Le séminaire invite donc les acteurs à se reposer la question de leur mission, de leur vocation et de leurs modalités de mise en cohérence et en application.
Gouvernance & hospitalité sont de fait liés : le « & » étant une forme de liaison indéfectible entre le moyen, la gouvernance & l’objet, l’hospitalité.
La question de fond qui nous réunit et nous motive est donc de savoir : quelle ville et quelle société voulons-nous habiter aujourd’hui et demain ?
Si le rôle de la ville est toujours la recherche du bien-être ensemble, de l’accueil, de la protection et de la rencontre de l’autre, comment et avec qui penser ses modalités, ses services, et ses espaces ?

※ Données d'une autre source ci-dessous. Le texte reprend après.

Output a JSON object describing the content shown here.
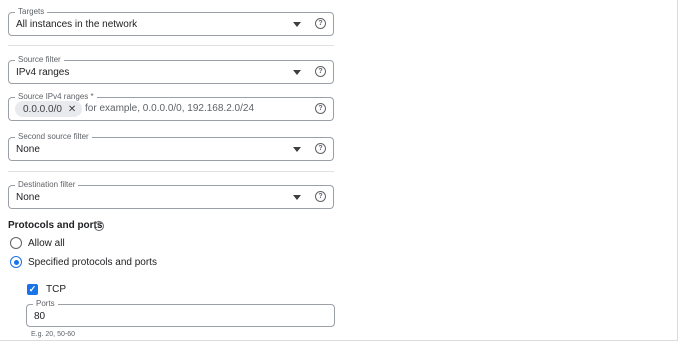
{
  "targets": {
    "label": "Targets",
    "value": "All instances in the network"
  },
  "source_filter": {
    "label": "Source filter",
    "value": "IPv4 ranges"
  },
  "source_ranges": {
    "label": "Source IPv4 ranges *",
    "chip": "0.0.0.0/0",
    "placeholder": "for example, 0.0.0.0/0, 192.168.2.0/24"
  },
  "second_source_filter": {
    "label": "Second source filter",
    "value": "None"
  },
  "destination_filter": {
    "label": "Destination filter",
    "value": "None"
  },
  "protocols": {
    "title": "Protocols and ports",
    "options": [
      {
        "label": "Allow all",
        "selected": false
      },
      {
        "label": "Specified protocols and ports",
        "selected": true
      }
    ],
    "tcp": {
      "label": "TCP",
      "checked": true
    },
    "ports": {
      "label": "Ports",
      "value": "80",
      "hint": "E.g. 20, 50-60"
    }
  },
  "icons": {
    "dropdown": "chevron-down-icon",
    "help": "help-circle-icon",
    "remove": "close-icon",
    "check": "checkmark-icon"
  },
  "colors": {
    "accent": "#1a73e8",
    "border": "#9aa0a6",
    "text": "#202124",
    "muted": "#5f6368"
  }
}
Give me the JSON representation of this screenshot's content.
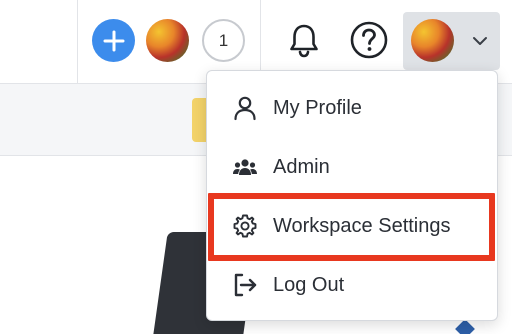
{
  "topbar": {
    "add_icon": "plus-icon",
    "notification_count": "1",
    "notifications_icon": "bell-icon",
    "help_icon": "question-circle-icon",
    "user_menu_chevron": "chevron-down-icon"
  },
  "colors": {
    "primary": "#3c8cec",
    "highlight": "#e8381f"
  },
  "user_menu": {
    "items": [
      {
        "label": "My Profile",
        "icon": "user-icon"
      },
      {
        "label": "Admin",
        "icon": "users-group-icon"
      },
      {
        "label": "Workspace Settings",
        "icon": "gear-icon"
      },
      {
        "label": "Log Out",
        "icon": "log-out-icon"
      }
    ]
  }
}
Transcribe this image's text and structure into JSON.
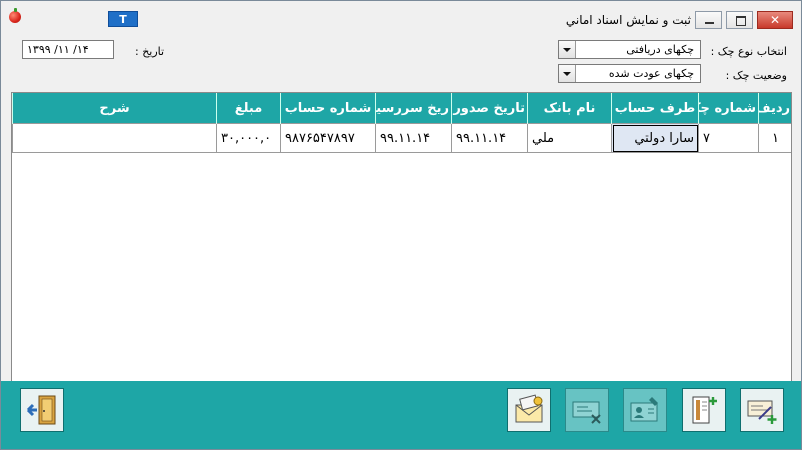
{
  "window": {
    "title": "ثبت و نمایش اسناد اماني",
    "t_button": "T"
  },
  "filters": {
    "date_label": "تاریخ :",
    "date_value": "۱۳۹۹ /۱۱ /۱۴",
    "check_type_label": "انتخاب نوع چک :",
    "check_type_value": "چکهای دریافتی",
    "check_status_label": "وضعیت چک :",
    "check_status_value": "چکهای عودت شده"
  },
  "table": {
    "columns": [
      "ردیف",
      "شماره چک",
      "طرف حساب",
      "نام بانک",
      "تاریخ صدور",
      "ریخ سررسید",
      "شماره حساب",
      "مبلغ",
      "شرح"
    ],
    "rows": [
      [
        "۱",
        "۷",
        "سارا دولتي",
        "ملي",
        "۹۹.۱۱.۱۴",
        "۹۹.۱۱.۱۴",
        "۹۸۷۶۵۴۷۸۹۷",
        "۳۰,۰۰۰,۰",
        ""
      ]
    ]
  },
  "toolbar": {
    "buttons": [
      {
        "icon": "exit-door-icon",
        "enabled": true
      },
      {
        "icon": "envelope-check-icon",
        "enabled": true
      },
      {
        "icon": "cancel-check-icon",
        "enabled": false
      },
      {
        "icon": "person-card-icon",
        "enabled": false
      },
      {
        "icon": "document-add-icon",
        "enabled": true
      },
      {
        "icon": "new-check-icon",
        "enabled": true
      }
    ]
  },
  "colors": {
    "accent": "#1ea6a6",
    "title_button": "#1f6fc7"
  }
}
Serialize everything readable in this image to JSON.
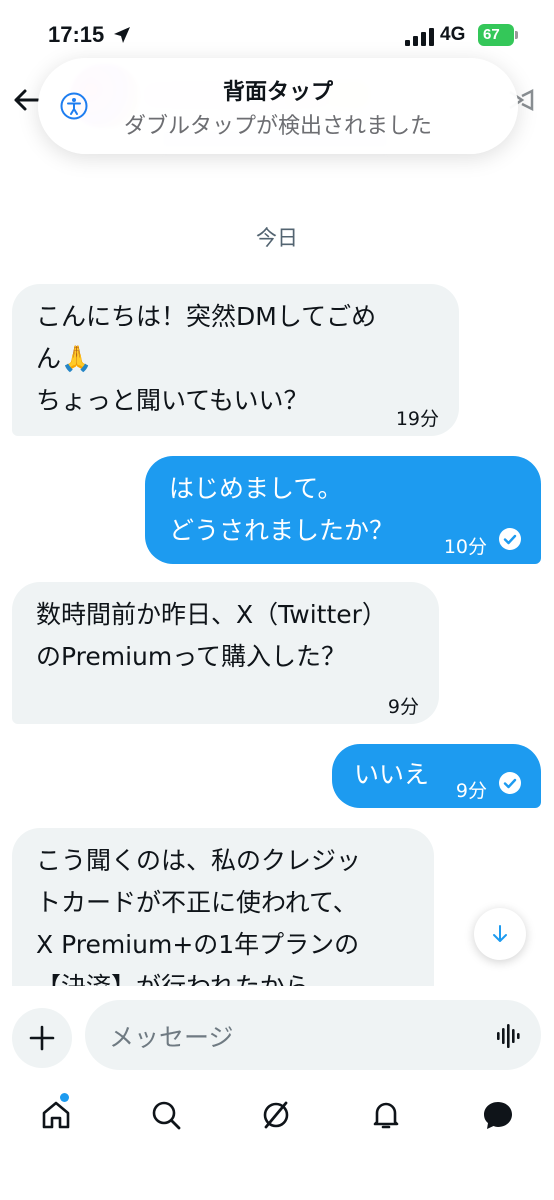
{
  "status_bar": {
    "time": "17:15",
    "network": "4G",
    "battery": "67"
  },
  "banner": {
    "title": "背面タップ",
    "subtitle": "ダブルタップが検出されました"
  },
  "date_separator": "今日",
  "messages": [
    {
      "direction": "incoming",
      "lines": [
        "こんにちは！突然DMしてごめ",
        "ん🙏",
        "ちょっと聞いてもいい？"
      ],
      "time": "19分"
    },
    {
      "direction": "outgoing",
      "lines": [
        "はじめまして。",
        "どうされましたか？"
      ],
      "time": "10分",
      "read": true
    },
    {
      "direction": "incoming",
      "lines": [
        "数時間前か昨日、X（Twitter）",
        "のPremiumって購入した？"
      ],
      "time": "9分"
    },
    {
      "direction": "outgoing",
      "lines": [
        "いいえ"
      ],
      "time": "9分",
      "read": true
    },
    {
      "direction": "incoming",
      "lines": [
        "こう聞くのは、私のクレジッ",
        "トカードが不正に使われて、",
        "X Premium+の1年プランの",
        "【決済】が行われたから"
      ]
    }
  ],
  "composer": {
    "placeholder": "メッセージ"
  },
  "tab_bar": {
    "items": [
      "home-icon",
      "search-icon",
      "grok-icon",
      "notifications-icon",
      "messages-icon"
    ],
    "home_has_badge": true
  },
  "colors": {
    "accent": "#1d9bf0",
    "incoming_bubble": "#eff3f4",
    "battery": "#34c759"
  }
}
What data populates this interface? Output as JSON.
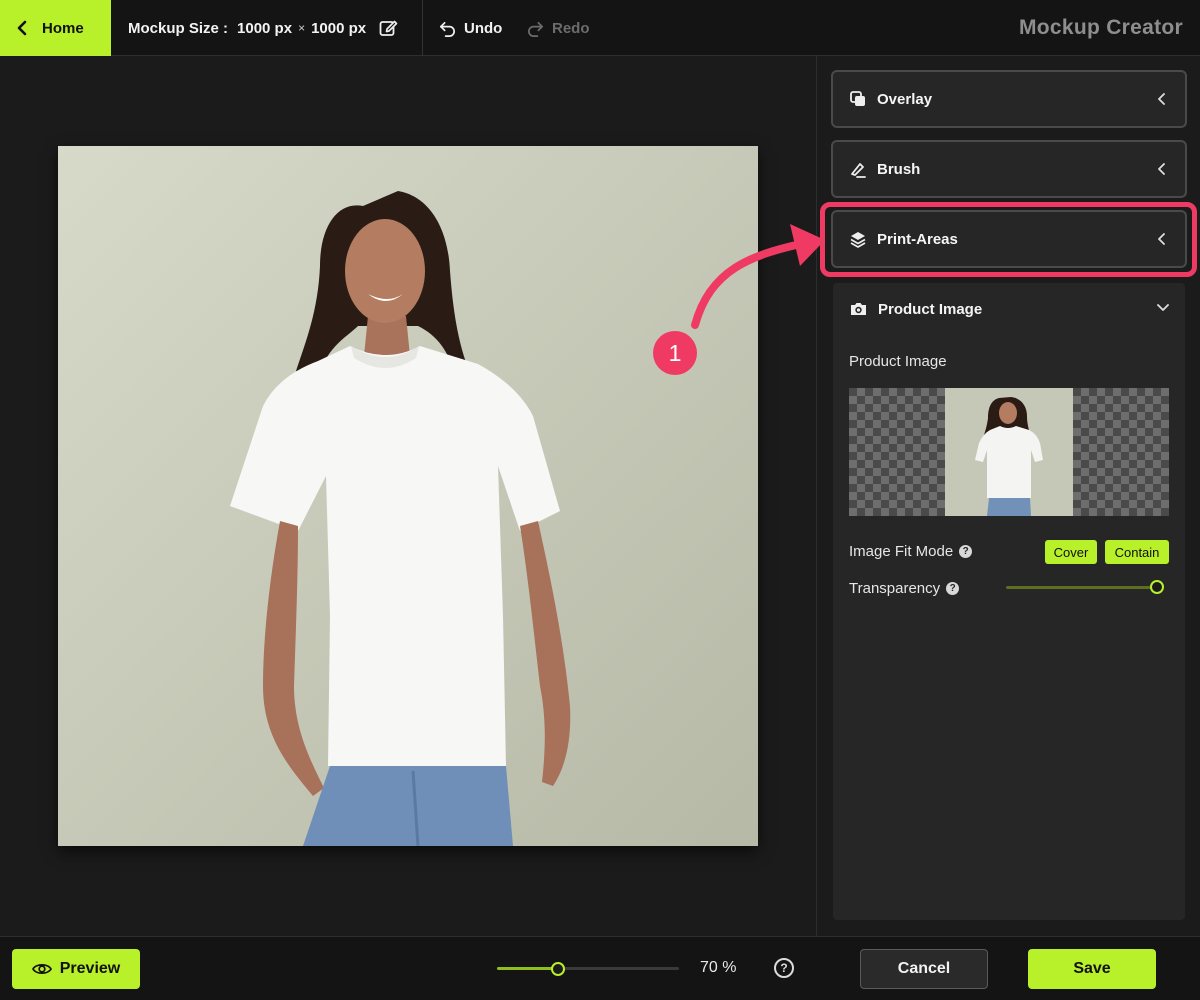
{
  "topbar": {
    "home_label": "Home",
    "size_label": "Mockup Size :",
    "width": "1000 px",
    "times": "×",
    "height": "1000 px",
    "undo_label": "Undo",
    "redo_label": "Redo",
    "app_title": "Mockup Creator"
  },
  "annotation": {
    "step": "1"
  },
  "panel": {
    "overlay_label": "Overlay",
    "brush_label": "Brush",
    "print_areas_label": "Print-Areas",
    "product_image": {
      "header": "Product Image",
      "field_label": "Product Image",
      "fit_mode_label": "Image Fit Mode",
      "fit_options": [
        "Cover",
        "Contain"
      ],
      "transparency_label": "Transparency",
      "transparency_value": 1.0
    }
  },
  "bottombar": {
    "preview_label": "Preview",
    "zoom_value": "70 %",
    "zoom_fraction": 0.33,
    "help": "?",
    "cancel_label": "Cancel",
    "save_label": "Save"
  },
  "colors": {
    "accent": "#b8f02a",
    "highlight": "#ef3b63",
    "background": "#1b1b1b",
    "panel": "#262626"
  },
  "icons": [
    "chevron-left-icon",
    "edit-icon",
    "undo-icon",
    "redo-icon",
    "overlay-icon",
    "brush-icon",
    "layers-icon",
    "camera-icon",
    "chevron-down-icon",
    "help-icon",
    "eye-icon"
  ]
}
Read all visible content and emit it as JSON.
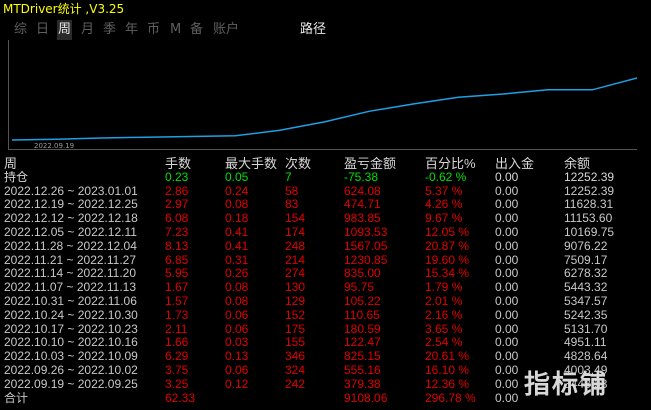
{
  "title": "MTDriver统计  ,V3.25",
  "tabs": [
    {
      "label": "综"
    },
    {
      "label": "日"
    },
    {
      "label": "周"
    },
    {
      "label": "月"
    },
    {
      "label": "季"
    },
    {
      "label": "年"
    },
    {
      "label": "币"
    },
    {
      "label": "M"
    },
    {
      "label": "备"
    },
    {
      "label": "账户"
    },
    {
      "label": "路径"
    }
  ],
  "active_tab": "周",
  "colors": {
    "line": "#1ea0e6",
    "red": "#e00000",
    "green": "#00e000",
    "title": "#ffff00"
  },
  "chart_data": {
    "type": "line",
    "x_label_first": "2022.09.19",
    "balance": [
      4828.64,
      4951.11,
      5131.7,
      5242.35,
      5347.57,
      5443.32,
      6278.32,
      7509.17,
      9076.22,
      10169.75,
      11153.6,
      11628.31,
      12252.39,
      12252.39,
      14000
    ]
  },
  "headers": [
    "周",
    "手数",
    "最大手数",
    "次数",
    "盈亏金额",
    "百分比%",
    "出入金",
    "余额"
  ],
  "holding": {
    "label": "持仓",
    "lots": "0.23",
    "max": "0.05",
    "count": "7",
    "pnl": "-75.38",
    "pct": "-0.62 %",
    "io": "0.00",
    "balance": "12252.39"
  },
  "rows": [
    {
      "period": "2022.12.26 ~ 2023.01.01",
      "lots": "2.86",
      "max": "0.24",
      "count": "58",
      "pnl": "624.08",
      "pct": "5.37 %",
      "io": "0.00",
      "balance": "12252.39"
    },
    {
      "period": "2022.12.19 ~ 2022.12.25",
      "lots": "2.97",
      "max": "0.08",
      "count": "83",
      "pnl": "474.71",
      "pct": "4.26 %",
      "io": "0.00",
      "balance": "11628.31"
    },
    {
      "period": "2022.12.12 ~ 2022.12.18",
      "lots": "6.08",
      "max": "0.18",
      "count": "154",
      "pnl": "983.85",
      "pct": "9.67 %",
      "io": "0.00",
      "balance": "11153.60"
    },
    {
      "period": "2022.12.05 ~ 2022.12.11",
      "lots": "7.23",
      "max": "0.41",
      "count": "174",
      "pnl": "1093.53",
      "pct": "12.05 %",
      "io": "0.00",
      "balance": "10169.75"
    },
    {
      "period": "2022.11.28 ~ 2022.12.04",
      "lots": "8.13",
      "max": "0.41",
      "count": "248",
      "pnl": "1567.05",
      "pct": "20.87 %",
      "io": "0.00",
      "balance": "9076.22"
    },
    {
      "period": "2022.11.21 ~ 2022.11.27",
      "lots": "6.85",
      "max": "0.31",
      "count": "214",
      "pnl": "1230.85",
      "pct": "19.60 %",
      "io": "0.00",
      "balance": "7509.17"
    },
    {
      "period": "2022.11.14 ~ 2022.11.20",
      "lots": "5.95",
      "max": "0.26",
      "count": "274",
      "pnl": "835.00",
      "pct": "15.34 %",
      "io": "0.00",
      "balance": "6278.32"
    },
    {
      "period": "2022.11.07 ~ 2022.11.13",
      "lots": "1.67",
      "max": "0.08",
      "count": "130",
      "pnl": "95.75",
      "pct": "1.79 %",
      "io": "0.00",
      "balance": "5443.32"
    },
    {
      "period": "2022.10.31 ~ 2022.11.06",
      "lots": "1.57",
      "max": "0.08",
      "count": "129",
      "pnl": "105.22",
      "pct": "2.01 %",
      "io": "0.00",
      "balance": "5347.57"
    },
    {
      "period": "2022.10.24 ~ 2022.10.30",
      "lots": "1.73",
      "max": "0.06",
      "count": "152",
      "pnl": "110.65",
      "pct": "2.16 %",
      "io": "0.00",
      "balance": "5242.35"
    },
    {
      "period": "2022.10.17 ~ 2022.10.23",
      "lots": "2.11",
      "max": "0.06",
      "count": "175",
      "pnl": "180.59",
      "pct": "3.65 %",
      "io": "0.00",
      "balance": "5131.70"
    },
    {
      "period": "2022.10.10 ~ 2022.10.16",
      "lots": "1.66",
      "max": "0.03",
      "count": "155",
      "pnl": "122.47",
      "pct": "2.54 %",
      "io": "0.00",
      "balance": "4951.11"
    },
    {
      "period": "2022.10.03 ~ 2022.10.09",
      "lots": "6.29",
      "max": "0.13",
      "count": "346",
      "pnl": "825.15",
      "pct": "20.61 %",
      "io": "0.00",
      "balance": "4828.64"
    },
    {
      "period": "2022.09.26 ~ 2022.10.02",
      "lots": "3.75",
      "max": "0.06",
      "count": "324",
      "pnl": "555.16",
      "pct": "16.10 %",
      "io": "0.00",
      "balance": "4003.49"
    },
    {
      "period": "2022.09.19 ~ 2022.09.25",
      "lots": "3.25",
      "max": "0.12",
      "count": "242",
      "pnl": "379.38",
      "pct": "12.36 %",
      "io": "0.00",
      "balance": "3448.33"
    }
  ],
  "total": {
    "label": "合计",
    "lots": "62.33",
    "pnl": "9108.06",
    "pct": "296.78 %",
    "io": "0.00"
  },
  "watermark": "指标铺"
}
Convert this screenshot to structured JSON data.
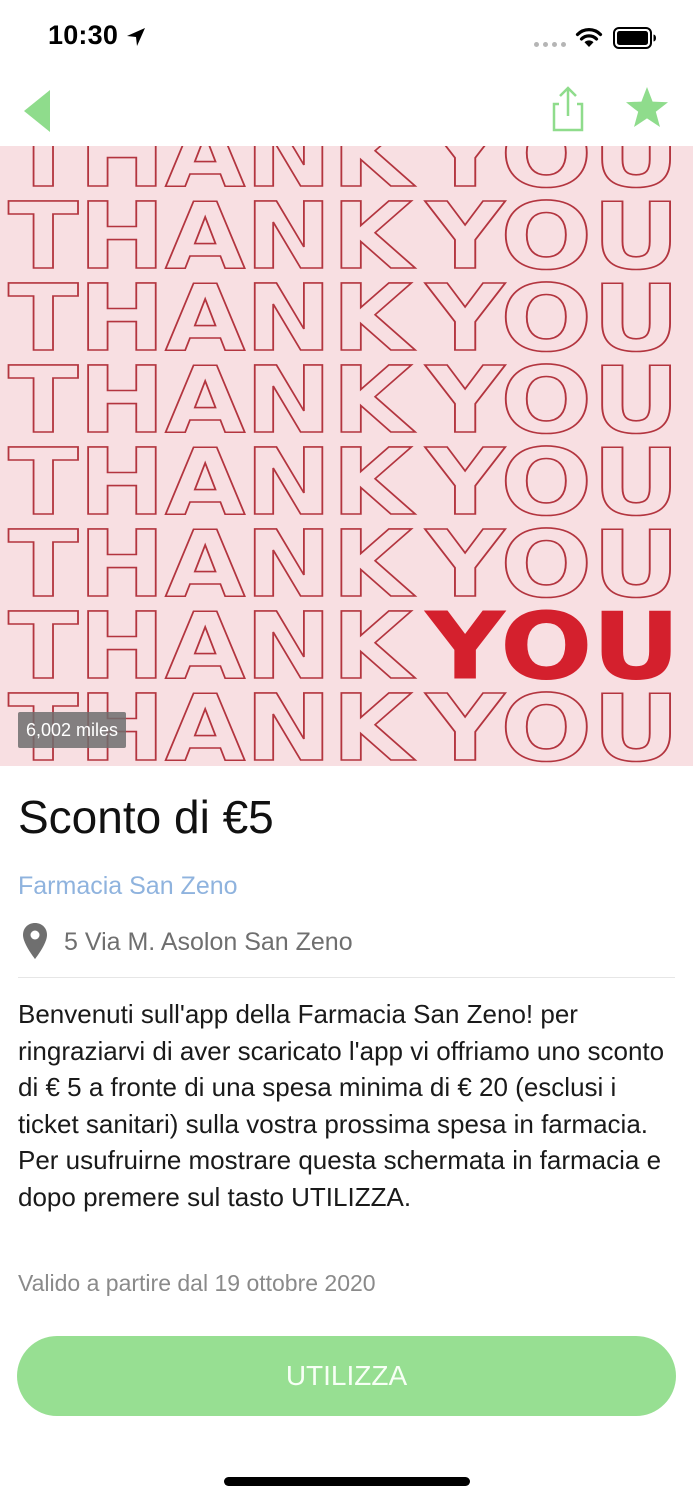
{
  "status_bar": {
    "time": "10:30"
  },
  "nav": {
    "back_icon": "chevron-left-icon",
    "share_icon": "share-icon",
    "favorite_icon": "star-icon",
    "accent_color": "#8fdc8c"
  },
  "hero": {
    "text_line": "THANK YOU",
    "highlight_word": "YOU",
    "background_color": "#f8dfe2",
    "outline_color": "#b3353f",
    "highlight_color": "#d4202d",
    "distance": "6,002 miles"
  },
  "offer": {
    "title": "Sconto di €5",
    "store_name": "Farmacia San Zeno",
    "address": "5 Via M. Asolon San Zeno",
    "description": "Benvenuti sull'app della Farmacia San Zeno! per ringraziarvi di aver scaricato l'app vi offriamo uno sconto di € 5 a fronte di una spesa minima di € 20 (esclusi i ticket sanitari) sulla vostra prossima spesa in farmacia. Per usufruirne mostrare questa schermata in farmacia e dopo premere sul tasto UTILIZZA.",
    "valid_from": "Valido a partire dal 19 ottobre 2020",
    "use_button_label": "UTILIZZA"
  }
}
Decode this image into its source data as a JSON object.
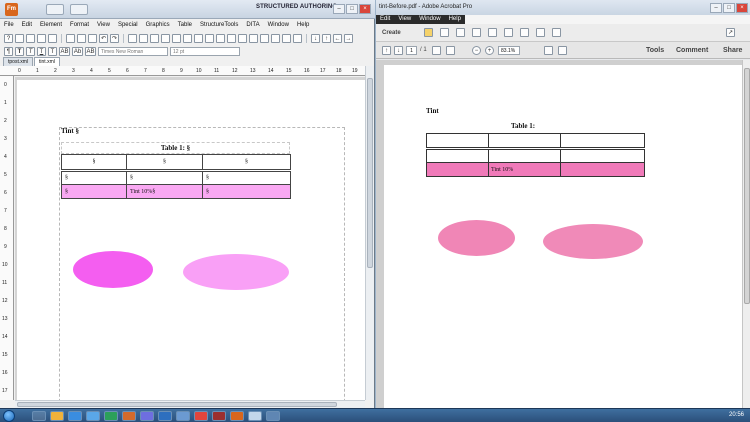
{
  "framemaker": {
    "logo": "Fm",
    "mode_label": "STRUCTURED AUTHORING",
    "menu": [
      "File",
      "Edit",
      "Element",
      "Format",
      "View",
      "Special",
      "Graphics",
      "Table",
      "StructureTools",
      "DITA",
      "Window",
      "Help"
    ],
    "font_name": "Times New Roman",
    "font_size": "12 pt",
    "format_buttons": [
      "T",
      "T",
      "T",
      "T",
      "AB",
      "Ab",
      "AB"
    ],
    "tabs": [
      "tpost.xml",
      "tint.xml"
    ],
    "ruler_h": [
      "0",
      "1",
      "2",
      "3",
      "4",
      "5",
      "6",
      "7",
      "8",
      "9",
      "10",
      "11",
      "12",
      "13",
      "14",
      "15",
      "16",
      "17",
      "18",
      "19"
    ],
    "ruler_v": [
      "0",
      "1",
      "2",
      "3",
      "4",
      "5",
      "6",
      "7",
      "8",
      "9",
      "10",
      "11",
      "12",
      "13",
      "14",
      "15",
      "16",
      "17"
    ],
    "doc": {
      "tint_label": "Tint §",
      "table_title": "Table 1: §",
      "header_cells": [
        "§",
        "§",
        "§"
      ],
      "row1": [
        "§",
        "§",
        "§"
      ],
      "row2": [
        "§",
        "Tint 10%§",
        "§"
      ]
    },
    "shapes": [
      {
        "name": "magenta-ellipse",
        "color": "#f45ef0"
      },
      {
        "name": "light-magenta-ellipse",
        "color": "#f9a0f6"
      }
    ]
  },
  "acrobat": {
    "title": "tint-Before.pdf - Adobe Acrobat Pro",
    "menu": [
      "Edit",
      "View",
      "Window",
      "Help"
    ],
    "create_label": "Create",
    "page_current": "1",
    "page_total": "/ 1",
    "zoom": "83.1%",
    "right_buttons": [
      "Tools",
      "Comment",
      "Share"
    ],
    "doc": {
      "tint_label": "Tint",
      "table_caption": "Table 1:",
      "row2_middle": "Tint 10%"
    },
    "shapes": [
      {
        "name": "pink-ellipse-1",
        "color": "#f086b6"
      },
      {
        "name": "pink-ellipse-2",
        "color": "#f08ab8"
      }
    ]
  },
  "taskbar": {
    "clock": "20:56"
  }
}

Si aujourd’hui, être (bien) accueilli c’est se sentir si ne n’est attendu, du moins à sa place, quelle place est-on prêt aujourd’hui à accorder à cette incertitude que provoque la rencontre ?
En effet « L’hospitalité, c’est aussi l’expérience de la rencontre de l’autre […] qui met d’abord en jeu notre capacité d’accueillir la différence : si nous sommes les hôtes les uns des autres, ce ne doit pas être en vertu d’une réciprocité de calcul, mais de manière inconditionnelle. L’hospitalité, c’est l’exigence la plus profonde de l’altérité, si on considère que tout autre intervient dans nos vies comme un événement imprévu ou imprévisible. […]
L’hospitalité, c’est donc l’accueil dans sa propre vie de l’inattendu, de l’immaîtrisable et en général de tout ce qui met en question la souveraineté. Hannah Arendt ne pensait pas autrement, lorsqu’elle écrivait que le début de la liberté est le renoncement à la souveraineté.
L’hospitalité a une autre conséquence importante : l’attention portée à la vulnérabilité, les exigences de générosité, et l’acceptation de l’instabilité »7.